- Genre: Animation
- Voices of: Mort Marshall; Allen Swift;
- Narrated by: Kenny Delmar
- Country of origin: United States
- Original language: English
- No. of series: 1
- No. of episodes: 18 (36 segments)

Production
- Producer: Joe Harris
- Running time: 30 minutes
- Production company: Total Television Productions

Original release
- Network: CBS
- Release: September 10, 1966 – January 7, 1967

= The Beagles =

The Beagles is a Saturday morning animated television series that aired on CBS from September 10, 1966, to January 7, 1967, with reruns continuing until September 2, 1967. The show was produced by Total TeleVision Productions, which created King Leonardo and His Short Subjects, Tennessee Tuxedo and His Tales, and Underdog. The show was cancelled by CBS after one season, despite finishing in the top 10 for Saturday mornings; it then went into reruns on ABC from September 9, 1967, to September 2, 1968, before it quickly disappeared. It was also the last animated series produced by Total TeleVision before it was dissolved in 1969.

A soundtrack album, Here Come the Beagles, was released on Columbia Records's Harmony offshoot in 1967. The single "Looking For The Beagles/I Want To Capture You" was released on Columbia, as Harmony did not release singles.

==Inspiration==
It is widely assumed that the show drew inspiration from the rock band the Beatles, based on the similarity of the show's name. The two characters in the band, Stringer and Tubby, were spoofs of Dean Martin and Jerry Lewis. However, the music they played bore no resemblance to anything Martin & Lewis performed, and was clearly derived from the popular music coming out of Britain at the time, as was the show's title. In 1966, small children watching cartoons on TV were unlikely to remember Martin & Lewis, who broke up ten years earlier.

==Bio==
The Beagles were different from The Beatles in that The Beagles were a duo rather than a quartet and both members were anthropomorphic dogs. Stringer (voiced by Allen Swift impersonating Dean Martin), the tall one, played guitar, while Tubby (voiced by Mort Marshall impersonating Jerry Lewis), short, fat and wearing spectacles, played stand-up bass. They often got into trouble as a result of publicity stunts planned by their manager, a Scottish Terrier named Scotty (also voiced by Swift).

==Episodes==
All of the episodes of The Beagles with the plots.

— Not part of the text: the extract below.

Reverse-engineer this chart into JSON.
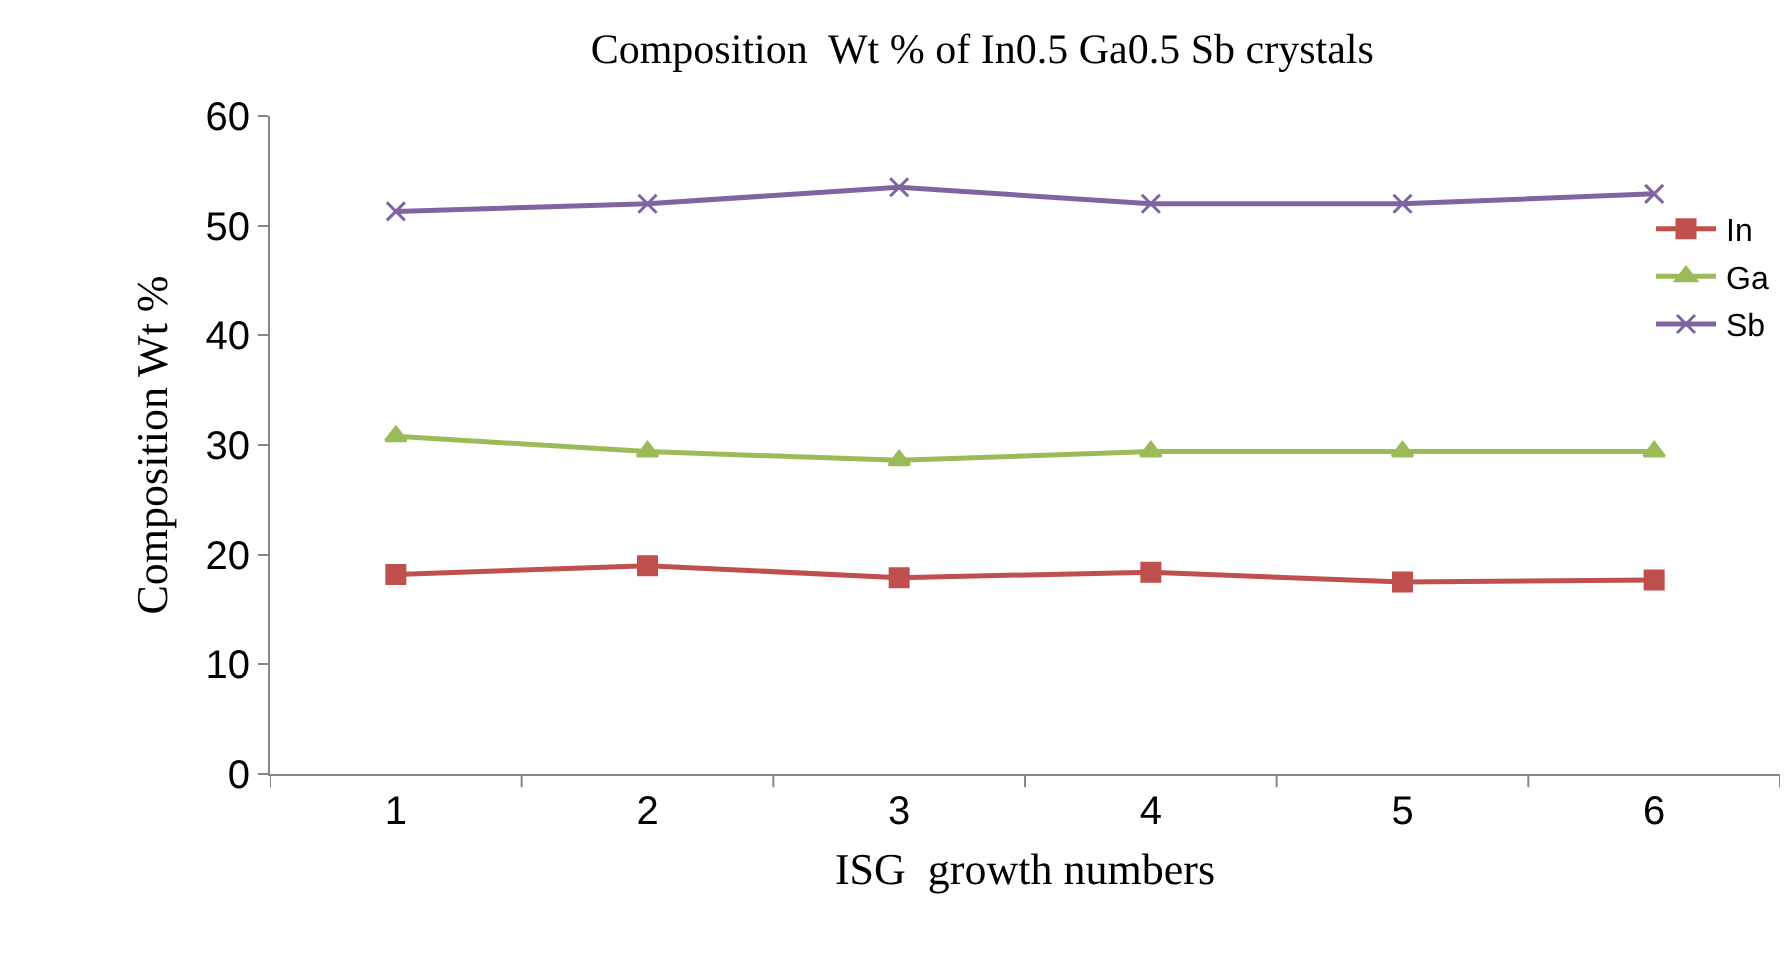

| No. | Title | Original release date |
| 1 | "Ghosts, Ghouls and Fools" | September 10, 1966 |
Stringer & Tubby go to a haunted house.
| 2 | "Dizzy Dishwashers" | Parts 1 & 2: September 17, 1966 Parts 3 & 4: September 24, 1966 |
Stringer and Tubby work as dishwashers.
| 3 | "Drip, Drip, Drips" | Parts 1 & 2: October 1, 1966 Parts 3 & 4: October 8, 1966 |
| 4 | "Tubby Troubles" | Parts 1 & 2: October 15, 1966 Parts 3 & 4: October 22, 1966 |
Stringer and Tubby join a gang.
| 5 | "I'm Gonna Capture You" | Parts 1 & 2: October 29, 1966 Parts 3 & 4: November 5, 1966 |
| 6 | "Foreign Legion Flops" | Parts 1 & 2: November 12, 1966 Parts 3 & 4: November 19, 1966 |
Stringer and Tubby are tricked into joining the French Foreign Legion, and are eventually captured by a group of bandits.
| 7 | "The Braves" | Parts 1 & 2: November 26, 1966 Parts 3 & 4: December 3, 1966 |
Stringer and Tubby go to an Indian reserve.
| 8 | "Man in the Moon" | Parts 1 & 2: December 10, 1966 Parts 3 & 4: December 17, 1966 |
Stringer and Tubby accidentally get sent to another planet after Scotty bumps into a rocket's control panel.
| 9 | "Captain of the Ship" | Parts 1 & 2: December 24, 1966 Parts 3 & 4: December 31, 1966 |
| 10 | "I Feel Like Humpty Dumpty" | January 7, 1967 |
Scotty has Stringer dress in an egg costume to grab the attention of a movie producer.

==Preservation status==
According to Joe Harris, the editor of The Beagles died on the job and his widow accidentally threw out all the editing materials for the show, which included the master negatives. The series was feared lost until the original negatives and tracks were found decades later in a warehouse owned by Golden Books; the films had apparently been shipped by mistake to Producers Associates of Television, General Mills' TV film subsidiary, which owned all of Total Television's other series, and were discovered only after Golden Books had bought P. A.T.'s interests.

The original masters of this series were said to be in the possession of TTV artist Joe Harris, according to an interview Harris did for the book Created and Produced by Total Television Productions by Mark Arnold. However, it is unknown what became of those masters, as Joe Harris died in 2017.